Urban planners use tools like zoning, economic development hubs, urban design, and historic preservation to create a better living environment. Yet better for whom? The question of values has frequently been discussed within planning theory, and over the years planning has shifted to include participatory processes, advocacy models, and mixed systems of governance. There is no universal definition of better, and yet, I would argue while attempts have been made to diversify the planning process, a preconceived ideal still dominates the outcome.
Today the "big thing" is the creation of smart cities. Distributed systems of digital sensors and wifi networks blanket over 140 cities in the world to create highly efficient traffic systems, disaster relief, and energy efficiency. Computing heavy weights like IBM and Microsoft are heavily involved in creating the technologies and working with governments on such systems. Media channels cycle through progressive articles on these smart systems. Whoever designs the software designs the future.

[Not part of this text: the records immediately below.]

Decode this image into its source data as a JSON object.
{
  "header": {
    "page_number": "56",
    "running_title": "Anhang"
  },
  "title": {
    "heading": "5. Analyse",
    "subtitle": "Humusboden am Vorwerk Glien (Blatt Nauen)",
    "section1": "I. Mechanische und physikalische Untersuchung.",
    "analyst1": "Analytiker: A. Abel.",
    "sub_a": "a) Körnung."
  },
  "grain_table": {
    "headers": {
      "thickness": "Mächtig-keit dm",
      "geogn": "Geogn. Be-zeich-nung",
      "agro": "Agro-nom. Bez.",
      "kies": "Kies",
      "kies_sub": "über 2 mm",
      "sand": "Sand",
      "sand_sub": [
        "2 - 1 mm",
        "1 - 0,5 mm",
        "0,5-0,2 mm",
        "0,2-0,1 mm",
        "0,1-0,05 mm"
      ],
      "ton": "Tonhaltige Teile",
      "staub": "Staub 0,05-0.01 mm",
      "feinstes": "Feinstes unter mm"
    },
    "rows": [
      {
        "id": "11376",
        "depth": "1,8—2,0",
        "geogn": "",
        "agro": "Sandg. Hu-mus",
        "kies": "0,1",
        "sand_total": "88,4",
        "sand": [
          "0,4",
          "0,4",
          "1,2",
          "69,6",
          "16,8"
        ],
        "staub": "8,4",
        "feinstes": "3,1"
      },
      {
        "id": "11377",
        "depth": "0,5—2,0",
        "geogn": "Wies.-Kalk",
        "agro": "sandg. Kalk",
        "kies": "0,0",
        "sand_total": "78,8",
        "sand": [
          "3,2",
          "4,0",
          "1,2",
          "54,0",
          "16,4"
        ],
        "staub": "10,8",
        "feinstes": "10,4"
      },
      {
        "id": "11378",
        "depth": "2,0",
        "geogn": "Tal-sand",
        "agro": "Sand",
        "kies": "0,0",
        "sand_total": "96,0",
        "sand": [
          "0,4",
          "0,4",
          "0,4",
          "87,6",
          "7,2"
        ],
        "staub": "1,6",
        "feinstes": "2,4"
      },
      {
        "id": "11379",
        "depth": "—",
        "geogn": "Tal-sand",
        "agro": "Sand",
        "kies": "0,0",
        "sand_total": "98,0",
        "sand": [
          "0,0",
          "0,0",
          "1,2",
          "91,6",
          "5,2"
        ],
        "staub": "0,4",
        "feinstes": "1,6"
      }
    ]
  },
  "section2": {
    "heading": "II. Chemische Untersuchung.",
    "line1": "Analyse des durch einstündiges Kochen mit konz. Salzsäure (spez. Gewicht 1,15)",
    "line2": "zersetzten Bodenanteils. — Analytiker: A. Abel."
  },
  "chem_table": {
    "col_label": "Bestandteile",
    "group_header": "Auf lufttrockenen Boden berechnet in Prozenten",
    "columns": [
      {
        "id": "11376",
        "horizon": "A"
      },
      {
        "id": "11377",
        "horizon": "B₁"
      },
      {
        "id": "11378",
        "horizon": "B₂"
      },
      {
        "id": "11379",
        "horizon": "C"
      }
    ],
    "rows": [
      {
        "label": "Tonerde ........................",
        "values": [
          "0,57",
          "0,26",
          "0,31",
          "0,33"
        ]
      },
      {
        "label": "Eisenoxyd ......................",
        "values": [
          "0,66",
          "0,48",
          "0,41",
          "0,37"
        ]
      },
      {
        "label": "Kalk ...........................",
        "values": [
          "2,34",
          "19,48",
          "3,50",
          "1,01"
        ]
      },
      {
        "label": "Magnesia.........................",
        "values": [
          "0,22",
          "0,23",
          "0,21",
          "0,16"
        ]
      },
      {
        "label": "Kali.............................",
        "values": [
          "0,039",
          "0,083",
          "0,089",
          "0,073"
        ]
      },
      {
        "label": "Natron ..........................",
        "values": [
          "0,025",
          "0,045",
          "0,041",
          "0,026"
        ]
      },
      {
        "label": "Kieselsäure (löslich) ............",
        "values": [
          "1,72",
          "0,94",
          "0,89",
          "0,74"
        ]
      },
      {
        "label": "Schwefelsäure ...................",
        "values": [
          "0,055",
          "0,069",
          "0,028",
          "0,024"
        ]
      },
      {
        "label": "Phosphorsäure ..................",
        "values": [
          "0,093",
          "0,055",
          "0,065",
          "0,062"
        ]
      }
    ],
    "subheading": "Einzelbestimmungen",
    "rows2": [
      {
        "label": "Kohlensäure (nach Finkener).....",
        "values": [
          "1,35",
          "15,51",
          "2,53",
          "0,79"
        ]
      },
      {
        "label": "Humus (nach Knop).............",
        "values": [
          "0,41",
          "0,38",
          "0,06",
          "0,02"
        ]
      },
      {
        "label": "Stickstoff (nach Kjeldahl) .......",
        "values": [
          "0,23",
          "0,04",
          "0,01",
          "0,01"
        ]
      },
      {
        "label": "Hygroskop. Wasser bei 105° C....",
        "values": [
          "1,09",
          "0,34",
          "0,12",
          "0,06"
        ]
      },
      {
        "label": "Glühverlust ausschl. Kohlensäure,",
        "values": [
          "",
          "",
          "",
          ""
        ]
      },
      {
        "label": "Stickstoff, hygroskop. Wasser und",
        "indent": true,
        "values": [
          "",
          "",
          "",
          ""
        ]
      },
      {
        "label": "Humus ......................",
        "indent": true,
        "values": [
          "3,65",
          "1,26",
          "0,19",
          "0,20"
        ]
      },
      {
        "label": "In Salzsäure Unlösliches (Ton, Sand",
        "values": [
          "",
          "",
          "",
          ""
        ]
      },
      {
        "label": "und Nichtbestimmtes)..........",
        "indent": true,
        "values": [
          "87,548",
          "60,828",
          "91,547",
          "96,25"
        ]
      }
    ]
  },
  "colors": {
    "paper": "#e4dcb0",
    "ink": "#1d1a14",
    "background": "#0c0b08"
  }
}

I have a love/hate relationship with these technological systems for urban management. I am a technology creator so obviously I subscribe to many of the benefits. Yet for smart cities, it seems that all of these efficiencies are narrowly fine tuned to accommodate a universally implied yet generally undefined ideal. Replicated across cities, and undercurrent of imposed values channel all societies toward a particular standard for living and all cities eventually conform. By putting efficiency before humanity, the buzzing chaos of auto-rickshaws in New Delhi or the thumbing bass of Kenyan matatu's ripping down the city streets could easily become a thing of the past.
The economic advantages are obvious. We could solve the problem of climate change. But I foresee that these technologies allow us to mechanize cities to achieve maximum capital valuation of land and space. While Hernando De Soto advocated the creation of legal documents to turn shanties into real estate, these newer technologies transform real estate into machines. Mechanized and optimized, our buildings generate lower carbon footprints and buses run unobstructed.
But the data never dies. It simply accumulates, ever minute of every day, for hundreds of years. Every fluctuation of weather is documented, and so is every criminal act and social protests. Market fluctuations are recorded and correlations are identified deep within the data architecture that would be considered by most observers to be entirely spurious. But the algorithm knows. It builds it's own programs within programs. It doesn't need us to understand. In the essence of being participatory, our urban technology centers dump terabytes of data back into cyberspace every quarter second to be picked up by sophisticated trading algorithms.
Perhaps eventually the persistence of digital memory supersedes the collective. We forget ourselves and we forget the notion of environmental change. The city can no longer transform across time because it is too hyper-efficient to necessitate change and civilization is halted as every social process. We forget ourselves and fade away. All that is left is a digital memory, factored into a NASDAQ exchange, stored in a hard drive, and then lodged away in darkness.